Walter Appleton Clark

Walter Appleton Clark (June 24, 1876 – December 26, 1906) was an performer and illustrator.

Clark was born in Worcester, Massachusetts, four years past the death of his father. His mommy then made a active for her family by taking in borders. As a child, Clark drew sketches for his own amusement, and at fifteen, he spent a profitable summer in Jackson, New Hampshire, taking drawing lessons from a local artist. After finishing high school, Clark studied at Worcester Polytechnic Institute for two years since enlisting at the Massachusetts Nautical Training School to become an manager in the U.S. Merchant Marine. In 1894, Clark resigned as a cadet in good standing and enrolled at the Art Students League of New York, where he studied under William Merritt Chase and Harry Siddons Mowbray. Among Clark's intimate connections there were fellow students John Wolcott Adams and James Montgomery Flagg.

Joseph H. Chapin, the art editor of Scribner's Magazine, discovered one of Clark's drawings on a classroom wall and gave him his first commission, to illustrate a story by Rudyard Kipling. In 1899, after achieving curt success illustrating books and magazine stories, Clark returned to the Art Student League as a teacher. He moreover taught briefly at the Pennsylvania Academy of the Fine Arts. Clark won medals at the 1900 Paris Exposition and the Pan-American Exposition of 1901. In New York, he shared a studio in the same way as the writer Guy Wetmore Carryl and illustrated two of his stories.

In 1902, Clark married Anne "Nancy" Hoyt of Greenwich, Connecticut, and the subsequent to year the couple moved to France, where they lived in Paris and Giverny. There Clark continued to contribute to American magazines and worked on a series of paintings illustrating Chaucer's Canterbury Tales, six of which were published in Percy MacKaye, Canterbury Tales (New York: Fox Duffield & Co., 1904). Clark considered the paintings "his most important work; and as a presage of what he might have done through the larger medium of oils, they undoubtedly are."

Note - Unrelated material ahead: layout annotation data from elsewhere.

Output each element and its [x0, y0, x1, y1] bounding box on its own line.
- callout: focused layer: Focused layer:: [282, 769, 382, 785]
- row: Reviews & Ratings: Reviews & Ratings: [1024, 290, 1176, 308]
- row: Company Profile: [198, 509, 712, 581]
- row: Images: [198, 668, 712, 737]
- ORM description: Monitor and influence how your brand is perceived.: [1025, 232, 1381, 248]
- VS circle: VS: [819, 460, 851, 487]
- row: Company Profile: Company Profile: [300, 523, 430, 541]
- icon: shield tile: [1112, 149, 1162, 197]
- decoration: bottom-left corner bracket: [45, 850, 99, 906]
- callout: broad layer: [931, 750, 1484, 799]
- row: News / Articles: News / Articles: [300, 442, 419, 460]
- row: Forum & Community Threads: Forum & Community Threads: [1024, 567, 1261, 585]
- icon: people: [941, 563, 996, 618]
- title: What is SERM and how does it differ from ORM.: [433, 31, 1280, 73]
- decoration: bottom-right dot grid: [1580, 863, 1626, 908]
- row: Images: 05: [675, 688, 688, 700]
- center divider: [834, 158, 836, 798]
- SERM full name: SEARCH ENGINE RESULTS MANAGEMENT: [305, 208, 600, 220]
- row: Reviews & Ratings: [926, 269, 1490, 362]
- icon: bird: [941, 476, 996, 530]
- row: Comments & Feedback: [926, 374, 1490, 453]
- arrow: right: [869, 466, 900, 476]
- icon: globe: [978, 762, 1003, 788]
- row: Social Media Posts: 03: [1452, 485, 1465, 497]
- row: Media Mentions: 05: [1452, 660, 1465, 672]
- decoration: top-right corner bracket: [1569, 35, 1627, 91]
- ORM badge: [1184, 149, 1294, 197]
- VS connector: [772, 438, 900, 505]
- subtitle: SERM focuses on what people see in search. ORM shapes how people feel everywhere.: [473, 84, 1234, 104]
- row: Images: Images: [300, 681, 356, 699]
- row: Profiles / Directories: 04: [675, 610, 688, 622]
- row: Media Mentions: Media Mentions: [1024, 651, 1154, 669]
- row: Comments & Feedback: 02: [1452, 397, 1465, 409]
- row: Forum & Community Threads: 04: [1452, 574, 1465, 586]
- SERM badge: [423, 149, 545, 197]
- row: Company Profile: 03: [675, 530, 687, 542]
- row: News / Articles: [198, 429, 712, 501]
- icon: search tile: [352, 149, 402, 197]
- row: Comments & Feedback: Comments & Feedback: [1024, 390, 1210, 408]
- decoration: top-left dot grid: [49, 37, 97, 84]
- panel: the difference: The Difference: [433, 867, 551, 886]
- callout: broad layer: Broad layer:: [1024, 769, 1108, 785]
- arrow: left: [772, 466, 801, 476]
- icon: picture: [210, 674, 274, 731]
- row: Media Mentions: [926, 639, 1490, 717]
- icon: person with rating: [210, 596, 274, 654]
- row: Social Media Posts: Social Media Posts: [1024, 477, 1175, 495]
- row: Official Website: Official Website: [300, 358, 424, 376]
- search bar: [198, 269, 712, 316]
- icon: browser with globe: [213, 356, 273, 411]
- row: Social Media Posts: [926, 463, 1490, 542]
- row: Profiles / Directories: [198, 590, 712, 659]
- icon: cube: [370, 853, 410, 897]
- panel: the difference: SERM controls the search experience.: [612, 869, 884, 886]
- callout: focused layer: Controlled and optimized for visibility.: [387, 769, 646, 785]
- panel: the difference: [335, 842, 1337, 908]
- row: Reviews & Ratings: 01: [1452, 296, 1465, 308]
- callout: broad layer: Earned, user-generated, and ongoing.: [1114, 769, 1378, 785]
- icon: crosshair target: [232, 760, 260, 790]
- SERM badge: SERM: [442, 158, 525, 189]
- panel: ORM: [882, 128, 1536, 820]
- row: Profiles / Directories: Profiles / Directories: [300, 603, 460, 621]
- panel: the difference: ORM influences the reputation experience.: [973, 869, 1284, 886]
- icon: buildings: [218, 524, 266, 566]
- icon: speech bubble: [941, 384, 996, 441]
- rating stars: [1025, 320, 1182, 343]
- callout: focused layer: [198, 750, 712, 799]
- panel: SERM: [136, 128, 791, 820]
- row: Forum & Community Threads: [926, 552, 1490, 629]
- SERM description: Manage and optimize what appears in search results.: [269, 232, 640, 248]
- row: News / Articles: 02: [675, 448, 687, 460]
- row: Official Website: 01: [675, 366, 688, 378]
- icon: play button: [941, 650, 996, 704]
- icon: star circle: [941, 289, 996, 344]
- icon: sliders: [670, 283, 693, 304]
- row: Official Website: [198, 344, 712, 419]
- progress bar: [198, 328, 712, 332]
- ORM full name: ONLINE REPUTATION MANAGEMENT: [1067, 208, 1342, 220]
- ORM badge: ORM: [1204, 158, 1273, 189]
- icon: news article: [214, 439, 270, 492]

In 1905, the Clarks returned to New York where Walter regularly met subsequently his friend, James Montgomery Flagg, the men brute engaged in parallel jobs as magazine illustrators. Clark's marriage was a happy one despite his occasional melancholy, and the Clarks were severely regarded in the middle of a wide circle of friends, many who were, or would become, prominent in literature or art.

In 1906, Clark suffered for seven weeks taking into consideration typhoid fever and died after surgery for appendicitis on the day after Christmas. He was abandoned thirty, though he had already "established himself as a time and versatile artist."